If the half life period of the first order reaction is 10 min. The fraction of the reaction completed at 20th min. Is

Answer 1

Answer:

Refer to the attachment..

Answer 2

Answer:

The fraction of the reaction completed at $20th$ min. is $99.66\%$.

Explanation:

Given,

The half-life period of the first-order reaction, $t_{1/2}$ = $10 min$.

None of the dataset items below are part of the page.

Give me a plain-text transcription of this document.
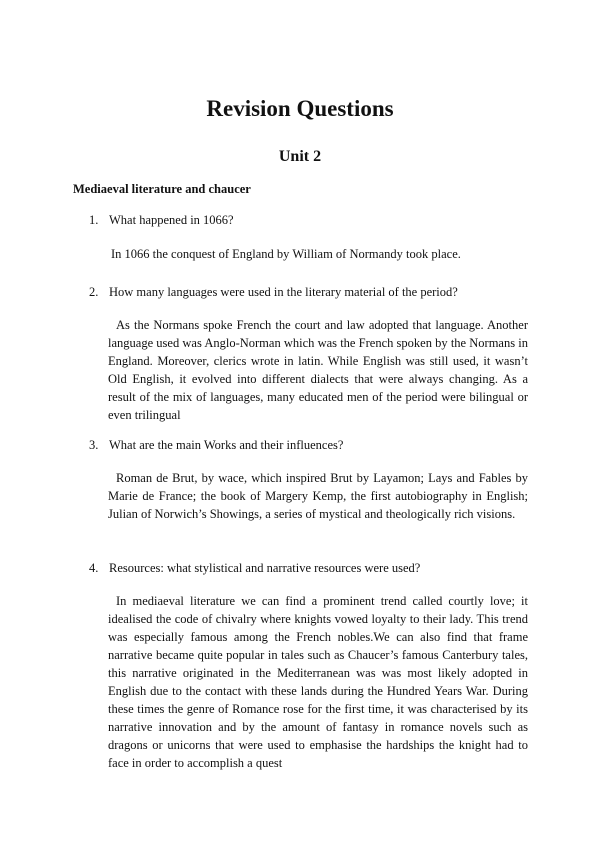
Revision Questions
Unit 2
Mediaeval literature and chaucer
1. What happened in 1066?

In 1066 the conquest of England by William of Normandy took place.

2. How many languages were used in the literary material of the period?

As the Normans spoke French the court and law adopted that language. Another language used was Anglo-Norman which was the French spoken by the Normans in England. Moreover, clerics wrote in latin. While English was still used, it wasn’t Old English, it evolved into different dialects that were always changing. As a result of the mix of languages, many educated men of the period were bilingual or even trilingual

3. What are the main Works and their influences?

Roman de Brut, by wace, which inspired Brut by Layamon; Lays and Fables by Marie de France; the book of Margery Kemp, the first autobiography in English; Julian of Norwich’s Showings, a series of mystical and theologically rich visions.

4. Resources: what stylistical and narrative resources were used?

In mediaeval literature we can find a prominent trend called courtly love; it idealised the code of chivalry where knights vowed loyalty to their lady. This trend was especially famous among the French nobles.We can also find that frame narrative became quite popular in tales such as Chaucer’s famous Canterbury tales, this narrative originated in the Mediterranean was was most likely adopted in English due to the contact with these lands during the Hundred Years War. During these times the genre of Romance rose for the first time, it was characterised by its narrative innovation and by the amount of fantasy in romance novels such as dragons or unicorns that were used to emphasise the hardships the knight had to face in order to accomplish a quest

The fraction of the reaction completed at the $20th min$ , x =?

Let the initial amount, a = $100\%$

As we know,

• The half-life is the time taken by the initial concentration to reach half of its original value.
• The formula of a half-life has shown below:
• $t_{1/2} = \frac{0.693}{k}$

Here, k = The rate constant

Therefore,

• $k = \frac{0.693}{t_{1/2} }$

After putting the value of $t_{1/2}$ in the equation, we get:

• $k = \frac{0.693}{10 }$ = $0.0693 min^{-1}$

As we know, the rate law expression for the first-order reaction is given by:

• $t = \frac{2.303}{k} log\frac{a}{a-x}$

Now, after putting all the given values in the equation for the period $20 min$, we get:

• $20 = \frac{2.303}{0.0693} log\frac{100}{100-x}$
• $20 = 33.23 log\frac{100}{100-x}$
• $log\frac{100}{100-x} = 0.6$
• $log100 = 60 - 0.6x$
• $2 = 60 - 0.6x$                ( $\because$ $log 100 = 2$ )

• $0.6x = 58$
• $x = 99.66\%$

Hence, the fraction of the reaction completed at $20th min$, x = $99.66\%$.